The script experiments/run_all.sh contains a complete list of all the commands that generate the experiments presented in the paper.
Run 'sudo docker images'
and verify that there are four images turbo, timescaledb, redis and redisai.
Setup TimescaleDB by creating the databases and hypertables. Use the following command:
sudo docker exec -i timescaledb psql -U postgres < packaging/timescaledb.sql
If you have changed the default addresses of TimeScaleDB, Redis and RedisAI in the previous steps then update the addresses inside these configuration files, too: turbo/config/turbo_system_eval_monoblock_covid.json
and turbo/config/turbo_system_eval_monoblock_citibike.json
. They will be used by experiments that evaluate the system's runtime performance!
Now, reproduce all Turbo experiments by running the turbo docker with the following command:
sudo docker run -v $PWD/logs:/turbo/logs -v $PWD/turbo/config:/turbo/turbo/config -v $PWD/temp:/tmp --network=host --name turbo --shm-size=204.89gb --rm turbo experiments/run_all.sh
This step takes around 12 hours to finish.

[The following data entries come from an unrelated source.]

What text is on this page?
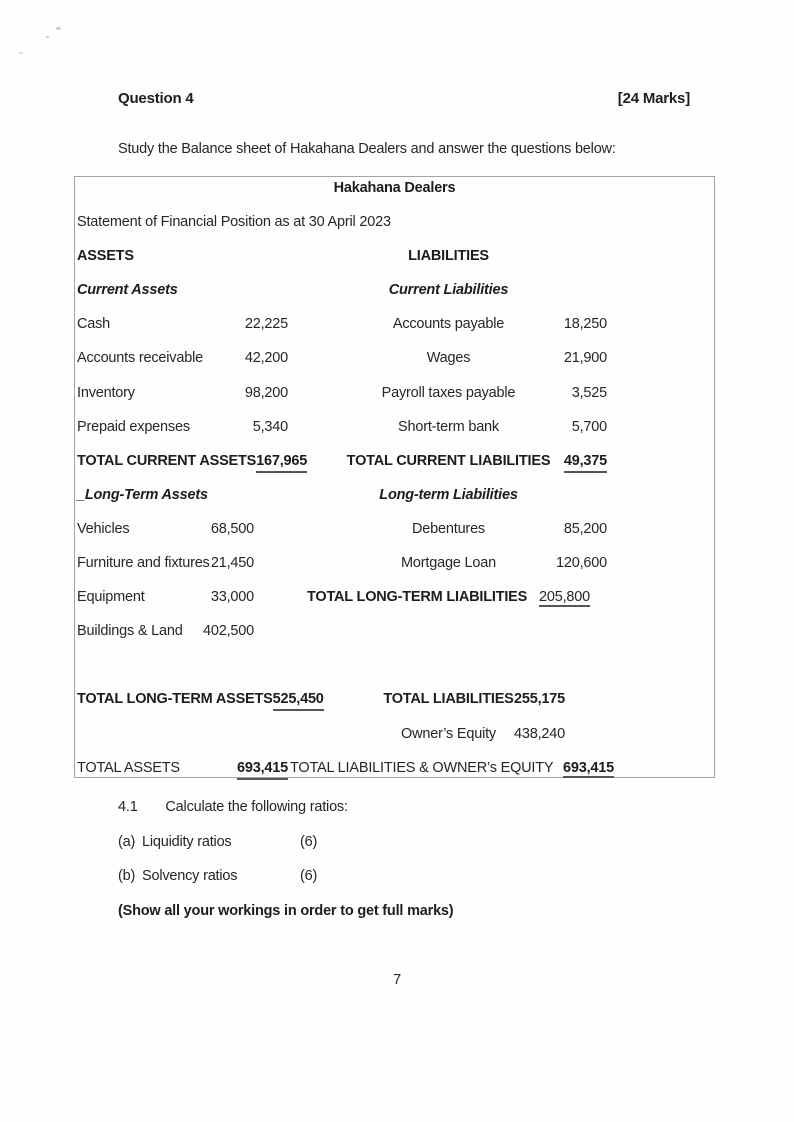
Question 4	[24 Marks]
Study the Balance sheet of Hakahana Dealers and answer the questions below:
Hakahana Dealers
Statement of Financial Position as at 30 April 2023
ASSETS	LIABILITIES
Current Assets	Current Liabilities
Cash	22,225	Accounts payable	18,250
Accounts receivable	42,200	Wages	21,900
Inventory	98,200	Payroll taxes payable	3,525
Prepaid expenses	5,340	Short-term bank	5,700
TOTAL CURRENT ASSETS 167,965	TOTAL CURRENT LIABILITIES 49,375
_Long-Term Assets	Long-term Liabilities
Vehicles	68,500	Debentures	85,200
Furniture and fixtures 21,450	Mortgage Loan	120,600
Equipment	33,000	TOTAL LONG-TERM LIABILITIES 205,800
Buildings & Land 402,500
TOTAL LONG-TERM ASSETS 525,450	TOTAL LIABILITIES 255,175
Owner’s Equity	438,240
TOTAL ASSETS	693,415 TOTAL LIABILITIES & OWNER’s EQUITY 693,415
4.1 Calculate the following ratios:
(a) Liquidity ratios	(6)
(b) Solvency ratios	(6)
(Show all your workings in order to get full marks)
7
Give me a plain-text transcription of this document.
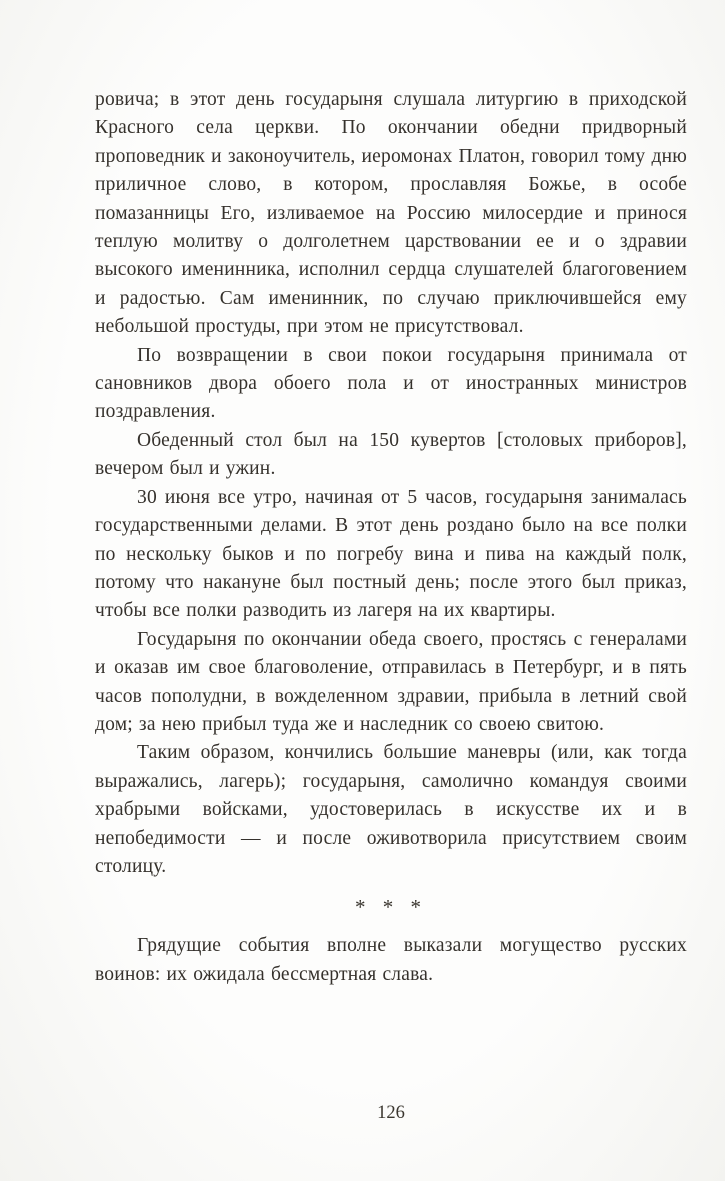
ровича; в этот день государыня слушала литургию в приходской Красного села церкви. По окончании обедни придворный проповедник и законоучитель, иеромонах Платон, говорил тому дню приличное слово, в котором, прославляя Божье, в особе помазанницы Его, изливаемое на Россию милосердие и принося теплую молитву о долголетнем царствовании ее и о здравии высокого именинника, исполнил сердца слушателей благоговением и радостью. Сам именинник, по случаю приключившейся ему небольшой простуды, при этом не присутствовал.

По возвращении в свои покои государыня принимала от сановников двора обоего пола и от иностранных министров поздравления.

Обеденный стол был на 150 кувертов [столовых приборов], вечером был и ужин.

30 июня все утро, начиная от 5 часов, государыня занималась государственными делами. В этот день роздано было на все полки по нескольку быков и по погребу вина и пива на каждый полк, потому что накануне был постный день; после этого был приказ, чтобы все полки разводить из лагеря на их квартиры.

Государыня по окончании обеда своего, простясь с генералами и оказав им свое благоволение, отправилась в Петербург, и в пять часов пополудни, в вожделенном здравии, прибыла в летний свой дом; за нею прибыл туда же и наследник со своею свитою.

Таким образом, кончились большие маневры (или, как тогда выражались, лагерь); государыня, самолично командуя своими храбрыми войсками, удостоверилась в искусстве их и в непобедимости — и после оживотворила присутствием своим столицу.

* * *

Грядущие события вполне выказали могущество русских воинов: их ожидала бессмертная слава.

126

Make sure that the turbo container has enough disk space at /tmp
which Ray uses to store checkpoints and other internal data. If that's not the case then mount the /tmp
directory on a directory that has enough space.
For example, use an additional -v flag followed by the directory of your choice:
-v $PWD/temp:/tmp
With the -v
flag we mount directories turbo/logs
and turbo/config
from the host into the container so that we can access the logs from the host even after the container stops and also allow for the container to access user-defined configurations stored in the host.
Alternatively, you can also run experiments from experiments/run_all.sh individually. You can enter the Turbo container:
sudo docker run -v $PWD/logs:/turbo/logs -v $PWD/turbo/config:/turbo/turbo/config -v $PWD/temp:/tmp --network=host --name turbo --shm-size=204.89gb -it turbo
and simply type the python command from experiments/run_all.sh that corresponds to the experiment you want to reproduce.
For example the following command runs the experiment for Figure 8.a:
python experiments/runner.cli.caching.py --exp caching_monoblock_heuristics --dataset covid19
If you want to bypass runner.cli.caching.py
you can directly call the simulation entrypoint with your configuration file as an argument.
For example the following command runs the experiment for Figure 10.d:
python run_simulation.py --omegaconf turbo/config/turbo_system_eval_monoblock_covid.json
Make sure that you clean the state of Postgres/Redis after usage before you start an experiment anew.
You can do it manually or simply use the packaging/storage_utils.py
helper functions:
python packaging/storage_utils.py --omegaconf turbo/config/turbo_system_eval_monoblock_covid.json --storage "*" --function delete-all --database covid
Set the --database
argument to covid or citibike, depending on which dataset you used for the experiment.
Note that, for system's performance evaluation we bypass runner.cli.caching.py
since we do not wish to parallelize the experiments.
run_simulation
is the official entrypoing for running microbenchmarks under controlled simulation settings.
The experiments/runner.cli.caching.py script will automatically analyze the execution logs and create plots corresponding to the figures presented in the paper.
Note that the terminology used in the labels might differ slightly from that used in the paper.
Typically, you will see that here we refer to Turbo
as Hybrid
which is an alternative name we use internally to describe Turbo.
Check the logs/figures
directory for all the outputs.
Note that for figure_10 (runtime performance) we output the results in a text format (figure_10.txt) here instead of a barplot.